SQL Statement Development

  • Spiting single SQL statements.

    For example, in the OR condition f_phone='10000' or f_mobile='10000', the two fields have their own indexes, but only one of them can be used.

    You can split the statement into two SQL statements or use UNION ALL.

  • If possible, perform the complex SQL calculation or service logic at the service layer.
  • Use a proper paging method to improve paging efficiency. Skipping paging is not recommended for large pages.
    • Negative example: SELECT * FROM table1 ORDER BY ftime DESC LIMIT 10000,10;

      It causes a large number of I/O operations because MySQL uses the read-ahead policy.

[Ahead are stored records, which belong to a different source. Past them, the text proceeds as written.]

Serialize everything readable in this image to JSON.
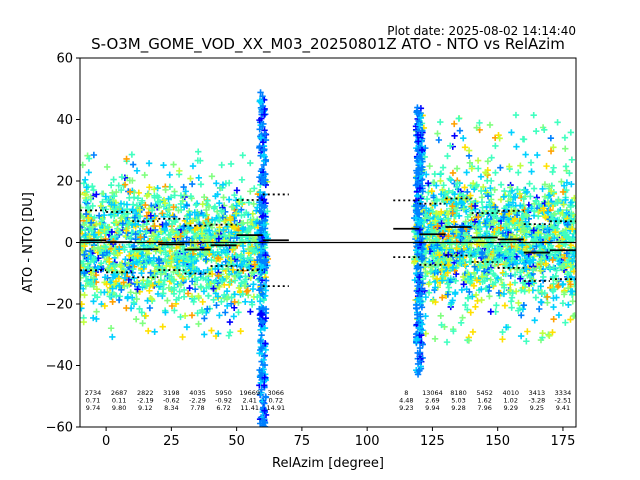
{
  "plot_date": "Plot date: 2025-08-02 14:14:40",
  "chart_data": {
    "type": "scatter",
    "title": "S-O3M_GOME_VOD_XX_M03_20250801Z ATO - NTO vs RelAzim",
    "xlabel": "RelAzim [degree]",
    "ylabel": "ATO - NTO [DU]",
    "xlim": [
      -10,
      180
    ],
    "ylim": [
      -60,
      60
    ],
    "xticks": [
      0,
      25,
      50,
      75,
      100,
      125,
      150,
      175
    ],
    "yticks": [
      -60,
      -40,
      -20,
      0,
      20,
      40,
      60
    ],
    "grid": false,
    "colormap": [
      "#0000ff",
      "#0080ff",
      "#00d0ff",
      "#40ffc0",
      "#80ff80",
      "#c0ff40",
      "#ffe000",
      "#ffa000"
    ],
    "marker": "+",
    "zero_line": 0,
    "bins": [
      {
        "x": 0,
        "count": "2734",
        "mean": "0.71",
        "std": "9.74",
        "mean_v": 0.71,
        "std_v": 9.74
      },
      {
        "x": 10,
        "count": "2687",
        "mean": "0.11",
        "std": "9.80",
        "mean_v": 0.11,
        "std_v": 9.8
      },
      {
        "x": 20,
        "count": "2822",
        "mean": "-2.19",
        "std": "9.12",
        "mean_v": -2.19,
        "std_v": 9.12
      },
      {
        "x": 30,
        "count": "3198",
        "mean": "-0.62",
        "std": "8.34",
        "mean_v": -0.62,
        "std_v": 8.34
      },
      {
        "x": 40,
        "count": "4035",
        "mean": "-2.29",
        "std": "7.78",
        "mean_v": -2.29,
        "std_v": 7.78
      },
      {
        "x": 50,
        "count": "5950",
        "mean": "-0.92",
        "std": "6.72",
        "mean_v": -0.92,
        "std_v": 6.72
      },
      {
        "x": 60,
        "count": "19669",
        "mean": "2.41",
        "std": "11.41",
        "mean_v": 2.41,
        "std_v": 11.41
      },
      {
        "x": 70,
        "count": "3066",
        "mean": "0.72",
        "std": "14.91",
        "mean_v": 0.72,
        "std_v": 14.91
      },
      {
        "x": 120,
        "count": "8",
        "mean": "4.48",
        "std": "9.23",
        "mean_v": 4.48,
        "std_v": 9.23
      },
      {
        "x": 130,
        "count": "13064",
        "mean": "2.69",
        "std": "9.94",
        "mean_v": 2.69,
        "std_v": 9.94
      },
      {
        "x": 140,
        "count": "8180",
        "mean": "5.03",
        "std": "9.28",
        "mean_v": 5.03,
        "std_v": 9.28
      },
      {
        "x": 150,
        "count": "5452",
        "mean": "1.62",
        "std": "7.96",
        "mean_v": 1.62,
        "std_v": 7.96
      },
      {
        "x": 160,
        "count": "4010",
        "mean": "1.02",
        "std": "9.29",
        "mean_v": 1.02,
        "std_v": 9.29
      },
      {
        "x": 170,
        "count": "3413",
        "mean": "-3.28",
        "std": "9.25",
        "mean_v": -3.28,
        "std_v": 9.25
      },
      {
        "x": 180,
        "count": "3334",
        "mean": "-2.51",
        "std": "9.41",
        "mean_v": -2.51,
        "std_v": 9.41
      }
    ],
    "clusters": [
      {
        "x0": -10,
        "x1": 62,
        "core_lo": -25,
        "core_hi": 22,
        "halo_lo": -32,
        "halo_hi": 30,
        "spike_x": 60,
        "spike_lo": -60,
        "spike_hi": 49
      },
      {
        "x0": 118,
        "x1": 180,
        "core_lo": -24,
        "core_hi": 26,
        "halo_lo": -33,
        "halo_hi": 42,
        "spike_x": 120,
        "spike_lo": -43,
        "spike_hi": 44
      }
    ]
  }
}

    • Positive example: SELECT * FROM table1 WHERE ftime < last_time ORDER BY ftime DESC LIMIT 10;

      Recommended pagination mode: Transfer the threshold value of the last page.

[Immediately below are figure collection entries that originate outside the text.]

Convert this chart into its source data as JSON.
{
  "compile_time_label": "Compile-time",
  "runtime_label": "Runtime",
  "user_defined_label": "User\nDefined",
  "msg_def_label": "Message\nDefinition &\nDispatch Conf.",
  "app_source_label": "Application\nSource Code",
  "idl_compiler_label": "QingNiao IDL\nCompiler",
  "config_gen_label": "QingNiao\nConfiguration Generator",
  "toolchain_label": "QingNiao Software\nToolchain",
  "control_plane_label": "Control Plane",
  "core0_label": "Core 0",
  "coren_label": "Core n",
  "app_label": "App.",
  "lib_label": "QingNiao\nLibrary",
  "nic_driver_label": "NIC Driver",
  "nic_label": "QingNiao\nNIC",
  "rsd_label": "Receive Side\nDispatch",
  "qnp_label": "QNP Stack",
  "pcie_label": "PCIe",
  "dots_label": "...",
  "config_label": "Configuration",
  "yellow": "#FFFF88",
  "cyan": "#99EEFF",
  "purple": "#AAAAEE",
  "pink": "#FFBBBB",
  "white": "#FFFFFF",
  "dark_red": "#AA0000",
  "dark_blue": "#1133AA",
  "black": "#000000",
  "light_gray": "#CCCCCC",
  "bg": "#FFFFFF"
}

  • Execute UPDATE statements in transactions based on primary keys or unique keys. Otherwise, a gap lock is generated and the locked data range is expanded. As a result, the system performance deteriorates and a deadlock occurs.
  • Do not use foreign keys and cascade operations. The problems of foreign keys can be solved at the application layer.

    Example:

    If student_id is a primary key in the student table, student_id is a foreign key in the score table. If student_id is updated in the student table, student_id in the score table is also updated. This is a cascade update.

    • Foreign keys and cascade updates are suitable for single-node clusters with low concurrency and are not suitable for distributed cluster with high concurrency.
    • Cascade updates may cause strong blocks and foreign keys affect the INSERT operations.
  • If possible, do not use IN. If it is required, ensure that the number of set elements after IN should be at most 500.
  • To reduce the number of interactions with the database, use batches of SQL statements. For example, INSERT INTO... VALUES (XX),(XX),(XX)....(XX), the number of XX should be within 100.
  • Do not use stored procedures, which are difficult to debug, extend, and transplant.
  • You are not advised to use triggers, event schedulers, and views for service logic. The service logic must be processed at the service layer to avoid logical dependency on the database.
  • Do not use implicit type conversion.

    The conversion rules are as follows:

    1. If at least one of the two parameters is NULL, the comparison result is also NULL. However, when <=> is used to compare two NULL values, 1 is returned.
    2. If both parameters are character strings, they are compared as character strings.
    3. If both parameters are integers, they are compared as integers.
    4. When one parameter is a hexadecimal value and the other parameter is a non-digit value, they are compared as binary strings.
    5. If one parameter is a TIMESTAMP or DATETIME value and the other parameter is a CONSTANT value, they are compared as TIMESTAMP values.
    6. If one parameter is a DECIMAL value and other parameter is a DECIMAL or INTEGER value, they are compared as DECIMAL values. If the other argument is a FLOATING POINT value, they are compared as FLOATING POINT values.
    7. In other cases, both parameters are compared as FLOATING POINT values.
    8. If one parameter is a string and the other parameter is an INT value, they are compared as FLOATING POINT values (by referring to item 7)

      For example, the type of f_phone is varchar. If f_phone in (098890) is used in the WHERE condition, two parameters are compared as FLOATING POINT values. In this case, the index cannot be used, affecting database performance.

      If f_user_id = '1234567', the number is directly compared as a character string. For details, see item 2.

  • If possible, ensure that the number of SQL statements in a transaction should be as small as possible, no more than 5. Long transactions will lock data for a long time, generate many caches in MySQL, and occupy many connections.
  • Do not use NATURAL JOIN.

    NATURAL JOIN is used to implicitly join column, which is difficult to understand and may cause problems. The NATURAL JOIN statement cannot be transplanted.